This is a legal form that was released by the Washington State Department of Social and Health Services - a government authority operating within Washington.
The document is provided in Somali. As of today, no separate filing guidelines for the form are provided by the issuing department.
Q: What is DSHS Form 17-063 Authorization?A: DSHS Form 17-063 Authorization is a document used in Washington state.
Q: Who needs to fill out DSHS Form 17-063 Authorization?A: Individuals in Washington state who need to authorize the disclosure of their personal information.
Q: What is the purpose of DSHS Form 17-063 Authorization?A: The purpose of this form is to give consent for the release of personal information for specific purposes, such as accessing benefits or services.
Q: Is DSHS Form 17-063 Authorization available in Somali language?A: Yes, DSHS Form 17-063 Authorization is available in Somali language.
Q: Do I need to provide any additional documents along with DSHS Form 17-063 Authorization?A: The requirements may vary. It is recommended to consult with DSHS or follow the instructions provided with the form to know if any additional documents are required.

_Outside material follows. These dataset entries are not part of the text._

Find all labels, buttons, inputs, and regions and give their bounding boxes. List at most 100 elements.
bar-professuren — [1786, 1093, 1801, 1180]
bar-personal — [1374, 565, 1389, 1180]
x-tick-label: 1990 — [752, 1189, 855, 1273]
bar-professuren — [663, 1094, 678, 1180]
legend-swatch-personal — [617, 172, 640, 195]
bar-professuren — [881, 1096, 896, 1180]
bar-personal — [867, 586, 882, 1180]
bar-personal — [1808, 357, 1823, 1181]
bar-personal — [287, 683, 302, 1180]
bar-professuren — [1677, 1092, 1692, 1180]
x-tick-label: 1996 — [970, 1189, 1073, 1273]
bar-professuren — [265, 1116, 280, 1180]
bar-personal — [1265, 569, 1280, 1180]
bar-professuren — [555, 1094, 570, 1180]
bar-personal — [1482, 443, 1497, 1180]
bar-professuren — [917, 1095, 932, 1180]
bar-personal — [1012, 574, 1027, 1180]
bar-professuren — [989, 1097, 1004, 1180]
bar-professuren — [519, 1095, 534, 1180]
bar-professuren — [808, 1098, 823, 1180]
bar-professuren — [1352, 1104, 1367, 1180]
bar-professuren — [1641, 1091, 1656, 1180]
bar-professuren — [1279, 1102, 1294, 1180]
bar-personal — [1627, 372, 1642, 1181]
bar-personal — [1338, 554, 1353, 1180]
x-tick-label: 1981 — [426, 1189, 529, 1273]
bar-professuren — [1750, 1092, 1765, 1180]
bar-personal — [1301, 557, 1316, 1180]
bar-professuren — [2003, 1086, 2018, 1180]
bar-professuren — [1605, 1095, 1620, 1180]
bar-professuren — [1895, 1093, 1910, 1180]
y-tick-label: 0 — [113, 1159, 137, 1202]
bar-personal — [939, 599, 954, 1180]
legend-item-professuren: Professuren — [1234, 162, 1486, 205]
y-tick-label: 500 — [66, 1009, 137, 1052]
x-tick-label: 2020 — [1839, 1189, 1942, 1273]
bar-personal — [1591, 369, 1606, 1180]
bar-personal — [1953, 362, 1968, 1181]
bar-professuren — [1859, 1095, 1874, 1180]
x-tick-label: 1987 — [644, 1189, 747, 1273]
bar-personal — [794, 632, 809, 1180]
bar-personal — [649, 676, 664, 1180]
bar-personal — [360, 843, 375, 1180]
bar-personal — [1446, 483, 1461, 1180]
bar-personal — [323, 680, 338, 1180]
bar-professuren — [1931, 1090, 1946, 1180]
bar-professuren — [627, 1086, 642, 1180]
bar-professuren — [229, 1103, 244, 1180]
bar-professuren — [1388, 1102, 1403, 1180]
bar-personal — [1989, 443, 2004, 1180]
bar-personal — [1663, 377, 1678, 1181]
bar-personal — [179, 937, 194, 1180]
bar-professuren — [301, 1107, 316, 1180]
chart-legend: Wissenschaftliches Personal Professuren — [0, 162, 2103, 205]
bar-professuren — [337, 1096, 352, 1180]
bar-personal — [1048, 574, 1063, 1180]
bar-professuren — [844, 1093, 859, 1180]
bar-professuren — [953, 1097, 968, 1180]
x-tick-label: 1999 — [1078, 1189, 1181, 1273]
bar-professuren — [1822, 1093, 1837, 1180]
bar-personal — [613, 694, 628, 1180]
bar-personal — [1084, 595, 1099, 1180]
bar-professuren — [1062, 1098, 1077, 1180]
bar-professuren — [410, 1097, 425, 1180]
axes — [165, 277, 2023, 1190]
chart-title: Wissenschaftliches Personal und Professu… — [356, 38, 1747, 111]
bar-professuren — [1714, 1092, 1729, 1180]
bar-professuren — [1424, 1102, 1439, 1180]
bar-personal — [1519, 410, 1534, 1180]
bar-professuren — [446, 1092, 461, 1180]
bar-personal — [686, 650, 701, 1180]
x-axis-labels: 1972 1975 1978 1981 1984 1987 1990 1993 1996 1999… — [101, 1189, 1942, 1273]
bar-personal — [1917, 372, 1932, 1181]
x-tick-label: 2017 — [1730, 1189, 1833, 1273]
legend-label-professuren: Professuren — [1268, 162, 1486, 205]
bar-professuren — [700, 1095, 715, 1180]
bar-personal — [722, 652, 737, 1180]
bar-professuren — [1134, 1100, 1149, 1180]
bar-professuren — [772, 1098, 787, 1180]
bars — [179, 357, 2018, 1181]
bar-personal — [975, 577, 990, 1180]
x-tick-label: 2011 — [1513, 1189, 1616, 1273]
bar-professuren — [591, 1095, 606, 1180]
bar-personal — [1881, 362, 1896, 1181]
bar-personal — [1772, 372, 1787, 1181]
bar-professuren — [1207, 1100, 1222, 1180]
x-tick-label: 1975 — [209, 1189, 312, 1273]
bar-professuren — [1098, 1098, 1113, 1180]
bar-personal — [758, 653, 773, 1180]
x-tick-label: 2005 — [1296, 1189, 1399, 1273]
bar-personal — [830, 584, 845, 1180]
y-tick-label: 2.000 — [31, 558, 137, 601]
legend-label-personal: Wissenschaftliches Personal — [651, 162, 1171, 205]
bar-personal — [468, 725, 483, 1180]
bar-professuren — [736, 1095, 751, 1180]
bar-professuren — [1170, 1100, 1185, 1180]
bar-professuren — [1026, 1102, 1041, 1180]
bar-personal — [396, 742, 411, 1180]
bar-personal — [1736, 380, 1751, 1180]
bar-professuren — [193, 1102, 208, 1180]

Q: Can I get assistance in filling out DSHS Form 17-063 Authorization?A: Yes, you can seek assistance from DSHS staff or a language interpreter if needed.
Q: Can I modify or cancel my authorization on DSHS Form 17-063?A: Yes, you can modify or cancel your authorization by submitting a new form. It is recommended to contact DSHS directly for further instructions.
Form Details:
Download a printable version of DSHS Form 17-063 by clicking the link below or browse more documents and templates provided by the Washington State Department of Social and Health Services.